The Long and Winding Road (To A Complete Dataset)

Paul McCartney was probably unaware of the treacherous journey I would undertake this summer whilst writing “The Long and Winding Road,” but I deeply relate. Unfortunately, the door at which I keep arriving is neither artistic excellence nor love, but rather academic challenge. My methodology and desired outcomes have substantially changed over the past few weeks. In the three weeks of full-time work I have left on campus, I have high hopes for the amount of data I will procure and statistically analyze.

Looking back at the methodology I began the summer with, it is clear that they were not based in an understanding of computer programming.

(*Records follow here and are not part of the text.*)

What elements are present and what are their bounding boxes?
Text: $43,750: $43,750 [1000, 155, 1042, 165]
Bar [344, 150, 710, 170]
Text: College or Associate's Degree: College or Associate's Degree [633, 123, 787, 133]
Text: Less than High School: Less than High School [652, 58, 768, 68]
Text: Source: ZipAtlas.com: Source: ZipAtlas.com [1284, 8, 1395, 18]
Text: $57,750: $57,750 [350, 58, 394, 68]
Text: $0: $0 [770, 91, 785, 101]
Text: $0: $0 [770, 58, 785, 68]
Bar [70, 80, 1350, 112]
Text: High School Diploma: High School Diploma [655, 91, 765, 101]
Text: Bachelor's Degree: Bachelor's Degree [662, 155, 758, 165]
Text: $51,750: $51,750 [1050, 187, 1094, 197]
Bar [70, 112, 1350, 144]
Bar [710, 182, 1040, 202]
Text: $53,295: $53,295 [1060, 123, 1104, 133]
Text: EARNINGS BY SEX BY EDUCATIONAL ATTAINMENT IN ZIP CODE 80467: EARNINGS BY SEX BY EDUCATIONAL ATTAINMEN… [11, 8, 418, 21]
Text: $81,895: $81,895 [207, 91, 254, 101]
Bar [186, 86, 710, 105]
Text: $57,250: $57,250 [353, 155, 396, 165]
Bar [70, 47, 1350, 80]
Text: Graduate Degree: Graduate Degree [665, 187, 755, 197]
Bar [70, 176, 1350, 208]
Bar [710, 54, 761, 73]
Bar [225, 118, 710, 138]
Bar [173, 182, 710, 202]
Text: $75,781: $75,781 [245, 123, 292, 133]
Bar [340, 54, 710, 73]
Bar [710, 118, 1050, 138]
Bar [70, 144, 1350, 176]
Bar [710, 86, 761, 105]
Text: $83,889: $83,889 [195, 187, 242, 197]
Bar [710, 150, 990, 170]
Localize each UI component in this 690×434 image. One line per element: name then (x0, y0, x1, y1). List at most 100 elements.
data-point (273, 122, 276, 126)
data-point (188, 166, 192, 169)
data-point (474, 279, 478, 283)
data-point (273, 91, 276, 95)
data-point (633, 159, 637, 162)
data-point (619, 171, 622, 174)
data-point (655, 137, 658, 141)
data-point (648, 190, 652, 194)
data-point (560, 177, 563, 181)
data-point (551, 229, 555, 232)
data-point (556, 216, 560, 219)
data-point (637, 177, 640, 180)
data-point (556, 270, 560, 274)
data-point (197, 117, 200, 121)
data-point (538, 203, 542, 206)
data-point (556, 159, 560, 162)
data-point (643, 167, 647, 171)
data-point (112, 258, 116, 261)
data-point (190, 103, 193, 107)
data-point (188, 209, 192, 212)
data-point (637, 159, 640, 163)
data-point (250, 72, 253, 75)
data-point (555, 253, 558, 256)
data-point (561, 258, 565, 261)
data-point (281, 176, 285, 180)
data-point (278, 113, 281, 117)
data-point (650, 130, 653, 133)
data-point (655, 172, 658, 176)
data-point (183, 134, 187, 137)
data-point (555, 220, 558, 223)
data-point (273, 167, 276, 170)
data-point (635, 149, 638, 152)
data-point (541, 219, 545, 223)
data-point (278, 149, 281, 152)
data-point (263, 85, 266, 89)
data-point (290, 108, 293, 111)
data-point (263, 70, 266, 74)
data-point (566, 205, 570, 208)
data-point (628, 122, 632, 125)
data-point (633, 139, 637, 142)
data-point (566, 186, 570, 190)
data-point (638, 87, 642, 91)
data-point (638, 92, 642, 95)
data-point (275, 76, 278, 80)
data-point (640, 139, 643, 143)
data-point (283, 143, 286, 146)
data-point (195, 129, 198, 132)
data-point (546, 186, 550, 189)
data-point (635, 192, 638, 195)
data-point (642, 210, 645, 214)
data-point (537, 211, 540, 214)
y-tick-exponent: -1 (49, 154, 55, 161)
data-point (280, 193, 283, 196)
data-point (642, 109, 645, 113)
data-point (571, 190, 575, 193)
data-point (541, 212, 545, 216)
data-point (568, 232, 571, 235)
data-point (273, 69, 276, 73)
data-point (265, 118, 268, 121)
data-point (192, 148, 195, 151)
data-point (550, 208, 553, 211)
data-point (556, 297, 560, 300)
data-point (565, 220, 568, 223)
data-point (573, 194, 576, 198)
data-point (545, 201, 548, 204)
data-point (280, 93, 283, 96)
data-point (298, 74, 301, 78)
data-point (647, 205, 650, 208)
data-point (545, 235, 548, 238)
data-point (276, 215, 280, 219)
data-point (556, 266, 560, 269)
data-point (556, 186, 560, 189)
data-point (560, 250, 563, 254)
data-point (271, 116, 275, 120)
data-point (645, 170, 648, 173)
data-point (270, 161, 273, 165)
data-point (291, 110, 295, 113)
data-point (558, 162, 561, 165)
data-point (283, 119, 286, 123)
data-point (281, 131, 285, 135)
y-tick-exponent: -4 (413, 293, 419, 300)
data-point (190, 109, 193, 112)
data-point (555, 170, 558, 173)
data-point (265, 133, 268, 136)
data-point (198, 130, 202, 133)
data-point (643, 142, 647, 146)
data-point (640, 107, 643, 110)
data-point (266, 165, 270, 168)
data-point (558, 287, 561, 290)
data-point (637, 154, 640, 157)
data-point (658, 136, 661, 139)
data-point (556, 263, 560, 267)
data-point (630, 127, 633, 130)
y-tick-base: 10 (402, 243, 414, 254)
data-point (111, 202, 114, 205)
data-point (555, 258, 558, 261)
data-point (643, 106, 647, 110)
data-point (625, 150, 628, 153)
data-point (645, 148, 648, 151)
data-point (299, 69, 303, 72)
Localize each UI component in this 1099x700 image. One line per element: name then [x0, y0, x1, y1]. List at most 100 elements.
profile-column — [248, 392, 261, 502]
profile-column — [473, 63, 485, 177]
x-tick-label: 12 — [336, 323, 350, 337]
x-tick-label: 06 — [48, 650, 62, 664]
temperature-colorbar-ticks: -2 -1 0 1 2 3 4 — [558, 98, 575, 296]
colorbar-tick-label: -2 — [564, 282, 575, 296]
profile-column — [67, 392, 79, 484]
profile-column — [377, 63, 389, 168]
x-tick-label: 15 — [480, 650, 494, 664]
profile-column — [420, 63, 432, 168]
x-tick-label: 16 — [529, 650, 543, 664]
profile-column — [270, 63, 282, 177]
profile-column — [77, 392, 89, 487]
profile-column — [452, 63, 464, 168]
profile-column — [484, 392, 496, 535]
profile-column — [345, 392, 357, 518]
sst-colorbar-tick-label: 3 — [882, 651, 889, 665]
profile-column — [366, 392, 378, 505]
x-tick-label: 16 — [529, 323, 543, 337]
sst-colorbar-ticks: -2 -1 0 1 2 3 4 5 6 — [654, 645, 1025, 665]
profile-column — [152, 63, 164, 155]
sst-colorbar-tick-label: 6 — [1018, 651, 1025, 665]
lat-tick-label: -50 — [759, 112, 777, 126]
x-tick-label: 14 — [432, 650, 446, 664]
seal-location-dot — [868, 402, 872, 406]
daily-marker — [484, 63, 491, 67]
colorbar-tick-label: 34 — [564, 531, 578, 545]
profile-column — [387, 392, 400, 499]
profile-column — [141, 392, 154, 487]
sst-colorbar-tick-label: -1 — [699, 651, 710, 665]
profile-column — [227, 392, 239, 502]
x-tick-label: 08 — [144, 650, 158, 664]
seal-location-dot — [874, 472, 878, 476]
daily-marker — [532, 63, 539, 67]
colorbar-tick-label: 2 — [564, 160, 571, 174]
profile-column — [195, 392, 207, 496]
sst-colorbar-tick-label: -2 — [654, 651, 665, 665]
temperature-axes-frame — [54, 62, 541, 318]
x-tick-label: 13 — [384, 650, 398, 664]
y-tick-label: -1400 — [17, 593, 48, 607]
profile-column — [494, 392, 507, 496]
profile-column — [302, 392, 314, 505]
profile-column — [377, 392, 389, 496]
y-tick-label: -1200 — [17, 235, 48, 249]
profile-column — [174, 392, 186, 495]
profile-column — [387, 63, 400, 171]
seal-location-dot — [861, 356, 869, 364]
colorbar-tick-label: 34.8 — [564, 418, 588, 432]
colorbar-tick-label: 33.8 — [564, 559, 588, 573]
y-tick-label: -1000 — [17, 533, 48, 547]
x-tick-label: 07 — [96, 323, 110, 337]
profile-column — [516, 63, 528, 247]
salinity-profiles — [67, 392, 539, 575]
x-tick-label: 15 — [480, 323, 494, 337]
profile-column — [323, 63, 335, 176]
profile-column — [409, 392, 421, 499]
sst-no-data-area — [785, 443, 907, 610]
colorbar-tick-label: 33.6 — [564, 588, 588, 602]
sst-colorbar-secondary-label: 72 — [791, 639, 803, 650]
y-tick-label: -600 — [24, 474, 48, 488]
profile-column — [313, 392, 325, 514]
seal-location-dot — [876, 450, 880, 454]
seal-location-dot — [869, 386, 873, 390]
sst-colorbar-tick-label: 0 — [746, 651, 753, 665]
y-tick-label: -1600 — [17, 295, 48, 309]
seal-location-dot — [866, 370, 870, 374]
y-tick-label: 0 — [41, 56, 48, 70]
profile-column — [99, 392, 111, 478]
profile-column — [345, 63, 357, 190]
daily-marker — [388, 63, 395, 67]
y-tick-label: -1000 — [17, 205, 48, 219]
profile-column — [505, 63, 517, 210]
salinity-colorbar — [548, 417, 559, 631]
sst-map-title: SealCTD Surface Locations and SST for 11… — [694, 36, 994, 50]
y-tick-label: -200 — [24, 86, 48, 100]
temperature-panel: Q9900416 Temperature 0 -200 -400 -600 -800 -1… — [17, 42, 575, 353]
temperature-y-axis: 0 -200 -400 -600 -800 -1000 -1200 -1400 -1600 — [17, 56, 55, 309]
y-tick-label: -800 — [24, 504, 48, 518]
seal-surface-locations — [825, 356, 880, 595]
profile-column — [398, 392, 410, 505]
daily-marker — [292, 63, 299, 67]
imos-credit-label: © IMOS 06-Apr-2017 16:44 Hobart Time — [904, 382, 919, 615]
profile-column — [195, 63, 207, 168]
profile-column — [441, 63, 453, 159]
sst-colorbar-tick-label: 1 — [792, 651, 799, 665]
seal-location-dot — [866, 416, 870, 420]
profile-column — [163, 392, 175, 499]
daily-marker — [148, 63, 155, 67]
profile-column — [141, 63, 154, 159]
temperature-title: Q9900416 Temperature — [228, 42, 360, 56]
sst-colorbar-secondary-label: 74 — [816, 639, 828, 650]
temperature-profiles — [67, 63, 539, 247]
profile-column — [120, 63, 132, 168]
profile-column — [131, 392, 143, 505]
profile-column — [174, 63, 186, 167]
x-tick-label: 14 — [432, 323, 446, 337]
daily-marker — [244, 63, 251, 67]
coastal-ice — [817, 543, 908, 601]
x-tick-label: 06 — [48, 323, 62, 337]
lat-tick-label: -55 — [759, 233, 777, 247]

I was eager to understand the larger patterns of users on Twitter but had no idea how to gather Twitter API. My first two weeks of research were spent becoming familiar with Twitter API and struggling to access Twitter data through Python. Having had no previous experience using Python it has been difficult to create code and user streams. I am working from the top down – I have a goal in mind and need to create code to achieve that goal, but with no background in Python it requires exhausting periods of scouring the internet for helpful hints for writing the code I need. Still, as my knowledge of the basic functions of Python is limited, sometimes all of my code will not process due to a misplaced quotation mark. Nevertheless, coming out of the first week my biggest success was managing to write code that allowed me to tweet from Python through my personal Twitter account.

Having become comfortable with Twitter API and (relatively) familiar with Python, I rewrote portions of my lit review during the third and fourth weeks. Up to this point I had not had a thorough idea of what I would actually be able to do with Twitter. I had large goals and vague ideas but did not have a knowledge of how Twitter data functions. I now no longer intend to use LIWC (Linguistic Inquiry and Word Count) technology. Besides the fact that learning how to use LIWC would not be worth the time cost at this point, the direction of this research has steered away from semantic analysis. I now seek a dataset which will give a macro-level illustration of the patterns of interactions between the political elite (Senators) and general Twitter users. I hope to have a variety of variables represented in this dataset such as geographic location, nature of the responses to a Senator, and frequency of profane language. In addition to writing, in the third week of research I centered on learning the programming basics of summoning tweets from specific users… I’ve become very familiar with Cory Booker’s account activity. This period was a very frustrating point in the research process because I had to reevaluate what I wanted and what it was actually realistic for me to do.

The past two weeks have been centered on writing the code to bring this dataset to fruition. I will be creating Twitter “streams” which gather tweets of a specific nature (replying to a certain senator, replying as a question to a specific senator, replying to a specific senator from said senator’s geographical jurisdiction limits) during a specific time period. This is still my current challenge, and I have been having mixed rates of success. For instance, I have snippets of code which will allow me to elicit some of the tweets that I want, but I am still struggling to format the data I gather so it is aesthetically pleasing. Right now most of my data is difficult to read. I expect that this will be the center of my efforts for the next three weeks.

Moving forward, I am hoping to stumble across a fount of patience. It can be very discouraging to spend hours and hours plugging away at a program that I am still struggling to understand. Should this fount of patience not present itself, I fear for the life of my computer.

I will stop my full-time on-campus work on August 5th. This will be the 10th week of my research. I intend to leave campus with a complete dataset of senators, their tweets, their rate of responses, the geographic location of those responses, and the rate of profanity used. I will then statistically analyze this while back at home in the three weeks until school begins. I am still immensely grateful to the Charles Center for their generosity and for this experience. It has been a difficult summer academically. However, the amount I have learned not just about the politics of Twitter but about research in general is truly unquantifiable.


  1. lailadrury says:

    Wow Grace, you are amazing! Teaching yourself Python is no small feat. But alas, all in the name of sound, reliable research. Your project sounds incredibly interesting- social media is truly the communication platform of the future. I can only foresee Twitter’s influence on political opinion becoming more and more profound as the years go on. It would be interesting to analyze the differential in profanity usage that may or may not be occurring in concordance with the recent events in Charlottesville. I am looking forward to hearing all about your conclusions from this summer, and sincerely hope that your laptop survived any coding rage fits!